Fuzzy spheres appear as classical solutions in a matrix model obtained via dimensional reduction of 3-dimensional Yang-Mills theory with the Chern-Simons term. Well-defined perturbative expansion around these solutions can be formulated even for finite matrix size, and in the case of k coincident fuzzy spheres it gives rise to a regularized U(k) gauge theory on a noncommutative geometry. Here we study the matrix model nonperturbatively by Monte Carlo simulation. The system undergoes a first order phase transition as we change the coefficient (alpha) of the Chern-Simons term.

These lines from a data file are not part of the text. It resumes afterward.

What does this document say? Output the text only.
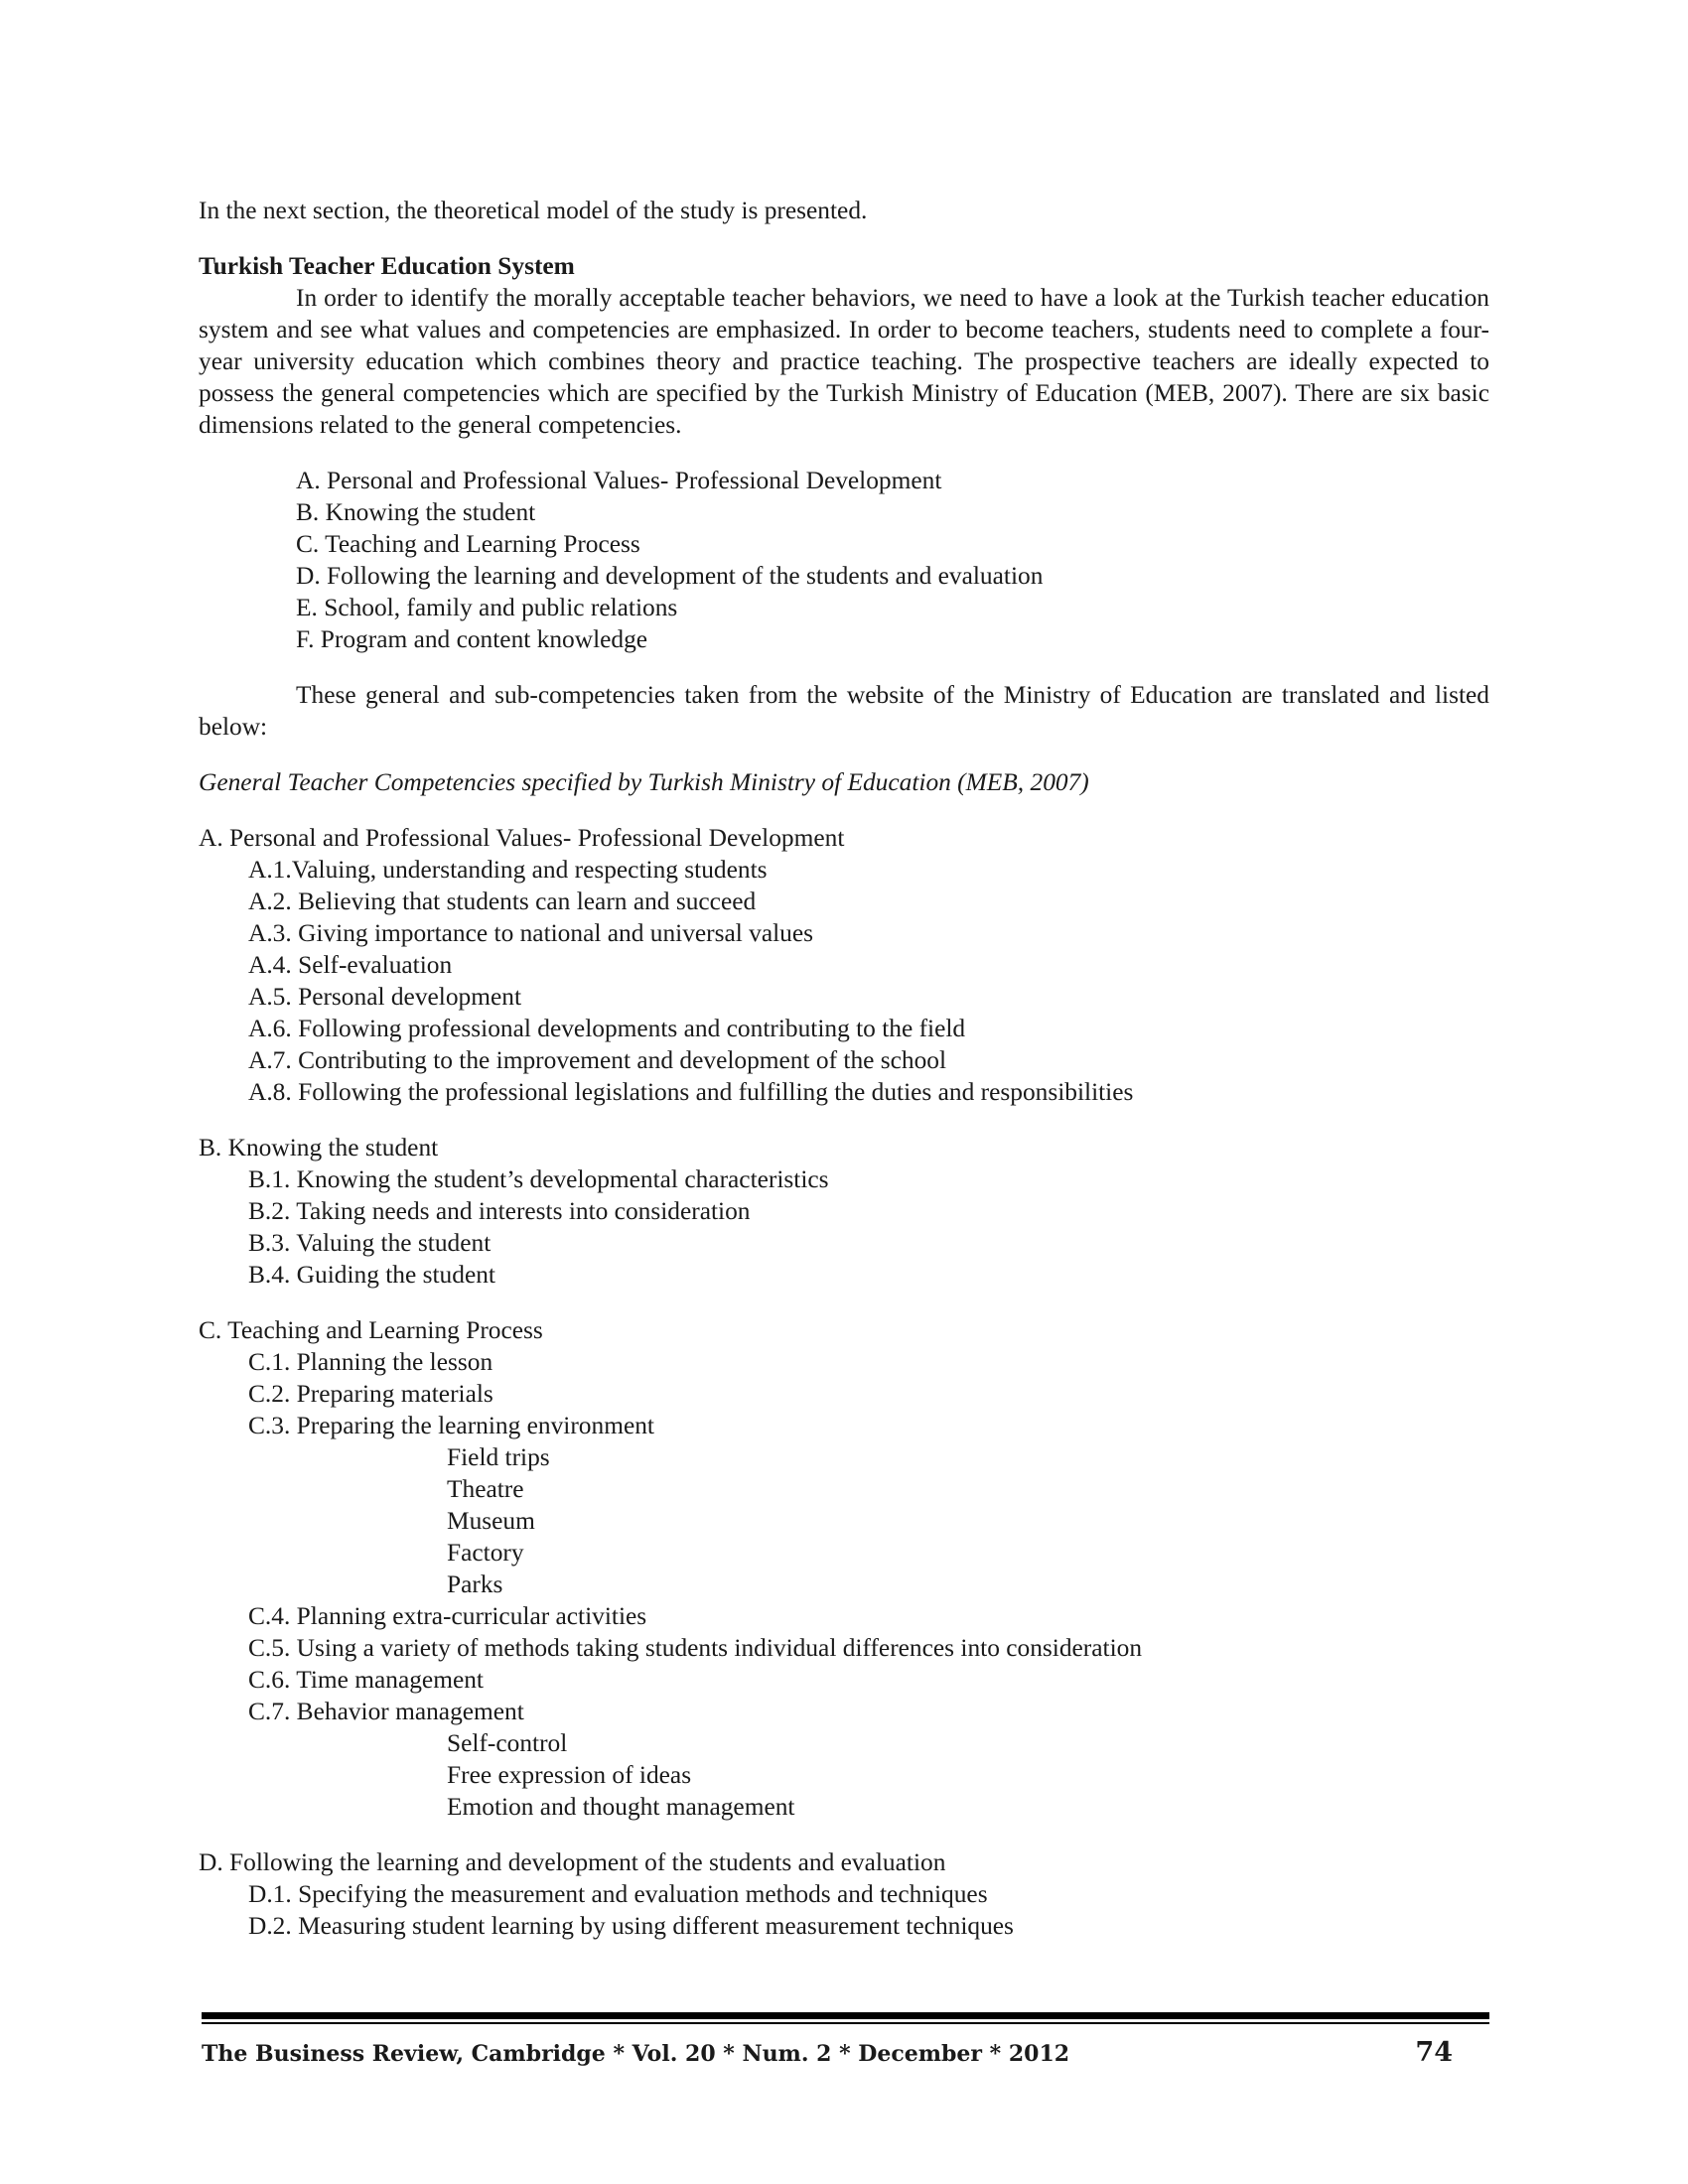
In the next section, the theoretical model of the study is presented.

Turkish Teacher Education System

In order to identify the morally acceptable teacher behaviors, we need to have a look at the Turkish teacher education system and see what values and competencies are emphasized. In order to become teachers, students need to complete a four-year university education which combines theory and practice teaching. The prospective teachers are ideally expected to possess the general competencies which are specified by the Turkish Ministry of Education (MEB, 2007). There are six basic dimensions related to the general competencies.

A. Personal and Professional Values- Professional Development
B. Knowing the student
C. Teaching and Learning Process
D. Following the learning and development of the students and evaluation
E. School, family and public relations
F. Program and content knowledge

These general and sub-competencies taken from the website of the Ministry of Education are translated and listed below:

General Teacher Competencies specified by Turkish Ministry of Education (MEB, 2007)

A. Personal and Professional Values- Professional Development
A.1.Valuing, understanding and respecting students
A.2. Believing that students can learn and succeed
A.3. Giving importance to national and universal values
A.4. Self-evaluation
A.5. Personal development
A.6. Following professional developments and contributing to the field
A.7. Contributing to the improvement and development of the school
A.8. Following the professional legislations and fulfilling the duties and responsibilities
B. Knowing the student
B.1. Knowing the student’s developmental characteristics
B.2. Taking needs and interests into consideration
B.3. Valuing the student
B.4. Guiding the student
C. Teaching and Learning Process
C.1. Planning the lesson
C.2. Preparing materials
C.3. Preparing the learning environment
Field trips
Theatre
Museum
Factory
Parks
C.4. Planning extra-curricular activities
C.5. Using a variety of methods taking students individual differences into consideration
C.6. Time management
C.7. Behavior management
Self-control
Free expression of ideas
Emotion and thought management
D. Following the learning and development of the students and evaluation
D.1. Specifying the measurement and evaluation methods and techniques
D.2. Measuring student learning by using different measurement techniques
The Business Review, Cambridge * Vol. 20 * Num. 2 * December * 2012	74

In the small alpha phase, the large-N properties of the system are qualitatively the same as in the pure Yang-Mills model (alpha=0), whereas in the large alpha phase a single fuzzy sphere emerges dynamically. Various 'multi fuzzy spheres' are observed as meta-stable states, and we argue in particular that the k coincident fuzzy spheres cannot be realized as the true vacuum in this model even in the large-N limit. We also perform one-loop calculations of various observables for arbitrary k including k=1. Comparison with our Monte Carlo data suggests that higher order corrections are suppressed in the large-N limit.